Speaking of kids, Anderson just recently wrapped up his third year at Harvard, making the most of his scholarship6 and opportunities, majoring in Finance. We’re looking forward to the work7 he’s got going on in his startup. Following in footsteps of success, we hope.8 Hah! As for Kimberly, she’s done well to handle the pressure and delicate work-life balance of being a CEO at 25.9 It was just yesterday she sold lemonade on the freeway, and now she’s calling the shots for Lemonadia®. Time flies so fast!
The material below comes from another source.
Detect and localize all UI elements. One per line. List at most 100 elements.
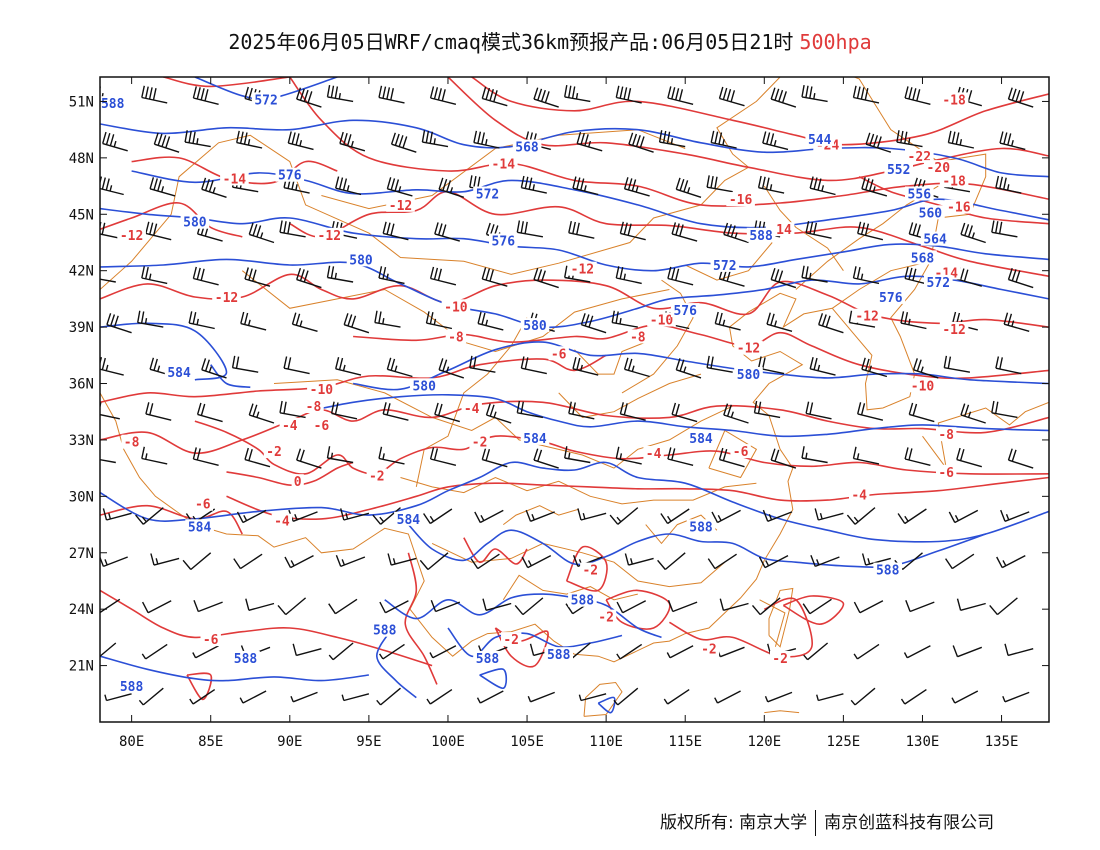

After such a whirlwind of a year, we again send our love, joy, and riches 10 to our loved ones this holiday season. Please enjoy the accompanying gift basket of caviar, Andalusian hams, and some of our finest pepper crackers and foie gras.11 We wish you a very merry Christmas and a Happy New Year!

Sincerely,

Writing All Wrong.

Notes:

  1. Have to acknowledge one’s station here.
  2. No, not really.
  3. We have five villas.
  4. Even though some of you were laid off for the holidays…
  5. She doesn’t do any of that. We’re trying to evoke the “good ol’ days,” whenever those were.
  6. Full-ride with benefits, of course.
  7. Like every other college junior, he has his own business, one that his snob rich parents helped him start.
  8. Laughing it off makes it seem less ridiculously fortunate than it really is
  9. Humblebrag. Who cares about pressure when you rake in enough buck to copyright it?
  10. Didn’t send riches, sorry.
  11. Didn’t send a basket. Forgot to edit that out, sorry.